Pour le vol vertical la montée ne pose aucun problème car celle ci ne perturbe pas l'écoulement naturel du rotor (son sens)
Par contre pour le vol en descente , les filets d'air sont toujours aspirés de haut en bas (toujours Froude) mais à "contrario" du vol ascensionnel le vol descendant laisse apparaître une composition vectorielle de cette vitesse de Froude différente (vent relatif inverse)
tant que les vecteurs Fn et Vz sont de sens contraire il n'y a pas a priori de problème de puissance pour maintenir le rotor car les filets d'air peuvent fournir de la puissance au rotor.
Pour la descente rapide c'est un peu particulier car cela correspond en effet à une puissance négative avec la roue libre qui rentre en action et donc une forme d'autorotation, a priori si c'est deconseillé cela ne pose pas de problème.
Par contre je vous laisse juge d'une certaine Vz modérée où il y a inversion du sens des vitesses et forcement un moment où les moments sont nuls.
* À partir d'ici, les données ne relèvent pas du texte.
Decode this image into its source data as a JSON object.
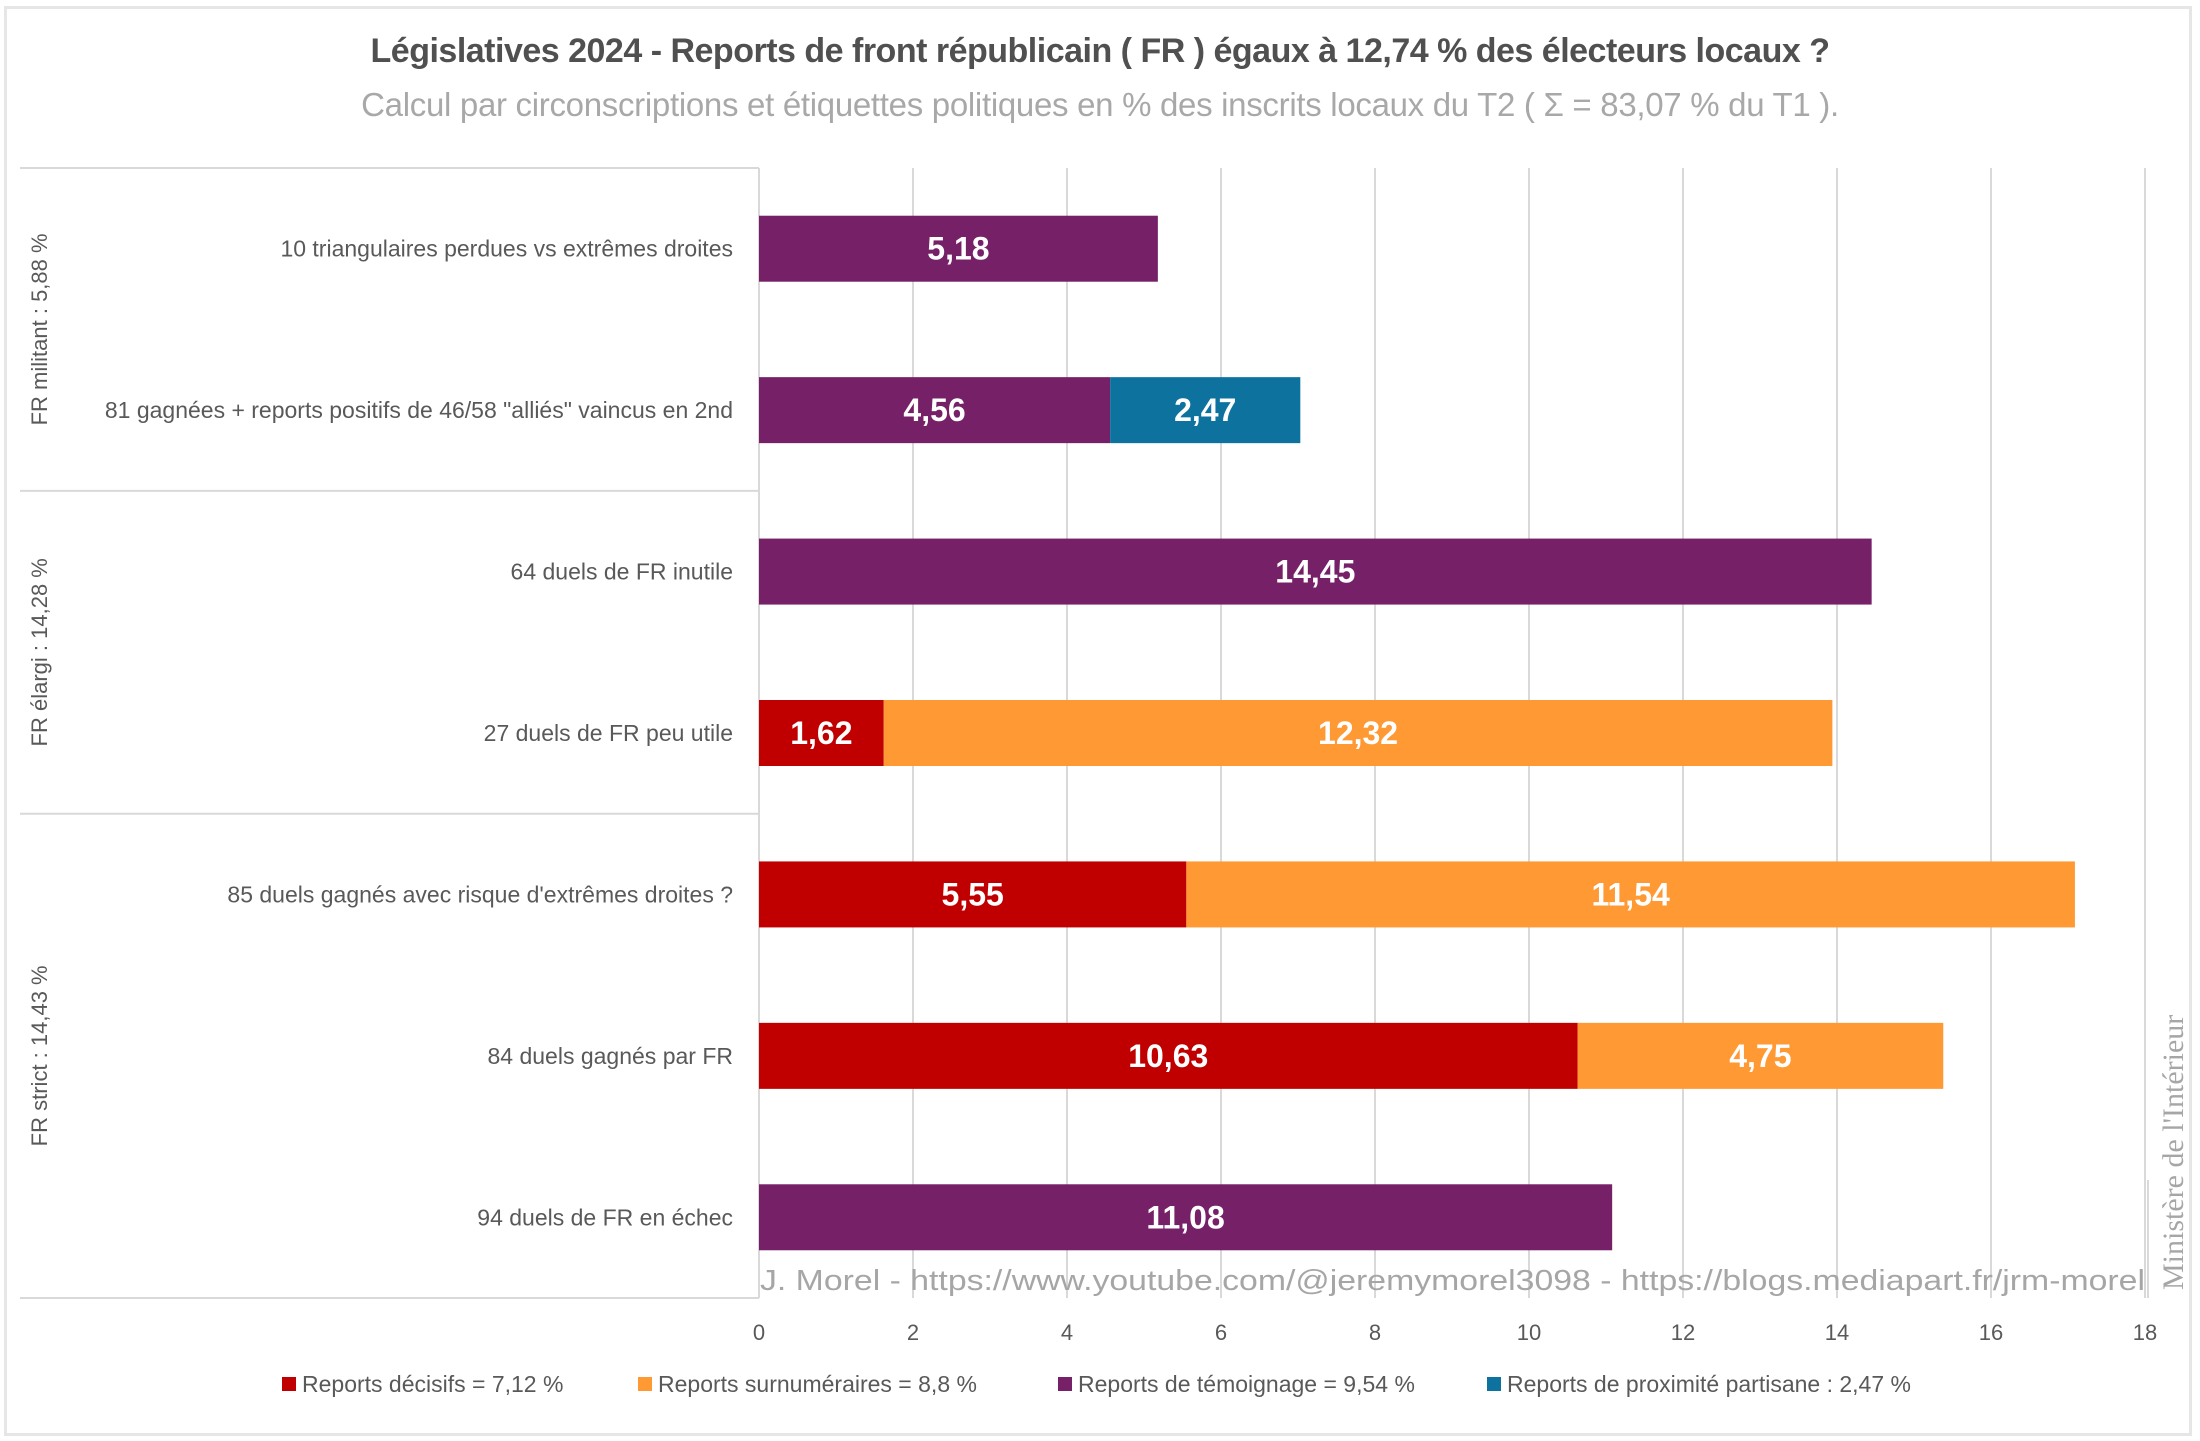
{
  "title": "Législatives 2024 - Reports de front républicain ( FR ) égaux à 12,74 % des électeurs locaux ?",
  "subtitle": "Calcul par circonscriptions et étiquettes politiques en % des inscrits locaux du T2 ( Σ = 83,07 % du T1 ).",
  "watermark": "J. Morel - https://www.youtube.com/@jeremymorel3098 - https://blogs.mediapart.fr/jrm-morel",
  "source": "Ministère de l'Intérieur",
  "chart_data": {
    "type": "bar",
    "orientation": "horizontal",
    "stacked": true,
    "title": "Législatives 2024 - Reports de front républicain ( FR ) égaux à 12,74 % des électeurs locaux ?",
    "subtitle": "Calcul par circonscriptions et étiquettes politiques en % des inscrits locaux du T2 ( Σ = 83,07 % du T1 ).",
    "xlabel": "",
    "ylabel": "",
    "xlim": [
      0,
      18
    ],
    "xticks": [
      0,
      2,
      4,
      6,
      8,
      10,
      12,
      14,
      16,
      18
    ],
    "grid": "vertical",
    "legend_position": "bottom",
    "groups": [
      {
        "label": "FR militant : 5,88 %",
        "categories": [
          0,
          1
        ]
      },
      {
        "label": "FR élargi : 14,28 %",
        "categories": [
          2,
          3
        ]
      },
      {
        "label": "FR strict : 14,43 %",
        "categories": [
          4,
          5,
          6
        ]
      }
    ],
    "categories": [
      "10 triangulaires perdues vs extrêmes droites",
      "81 gagnées + reports positifs de 46/58 \"alliés\" vaincus en 2nd",
      "64 duels de FR inutile",
      "27 duels de FR peu utile",
      "85 duels gagnés avec risque d'extrêmes droites ?",
      "84 duels gagnés par FR",
      "94 duels de FR en échec"
    ],
    "series": [
      {
        "name": "Reports décisifs = 7,12 %",
        "color": "#c00000",
        "values": [
          null,
          null,
          null,
          1.62,
          5.55,
          10.63,
          null
        ]
      },
      {
        "name": "Reports surnuméraires = 8,8 %",
        "color": "#ff9933",
        "values": [
          null,
          null,
          null,
          12.32,
          11.54,
          4.75,
          null
        ]
      },
      {
        "name": "Reports de témoignage = 9,54 %",
        "color": "#762068",
        "values": [
          5.18,
          4.56,
          14.45,
          null,
          null,
          null,
          11.08
        ]
      },
      {
        "name": "Reports de proximité partisane : 2,47 %",
        "color": "#0e729e",
        "values": [
          null,
          2.47,
          null,
          null,
          null,
          null,
          null
        ]
      }
    ],
    "data_labels_format": "comma_decimal_2"
  }
}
Je dirais plutôt que sous le rotor apparaissent des turbulences contradictoires qui obligent les filets centraux sous ce même rotor à se rabattre vers le bas et les filets d'air centraux supérieurs de créer une zone tourbillonnaire à la périphérie du rotor.
Je ferais mieux de faire un schéma mais je n'ai pas de crayon.
Enfin ce que je veux dire dans ce cas très précis, il n'y a plus de surface de discontinuité, les filets d'air du haut ne sont plus solidaire du bas et l'hélico ne vole plus il tombe tranquillement.
Danc ce cas il faut en effet inverser le pas (autorot) et chercher à pousser les remous vers l'arriere avec le pas cyclique pour réaliser une jonction entre l'air du haut et du bas du plan rotor.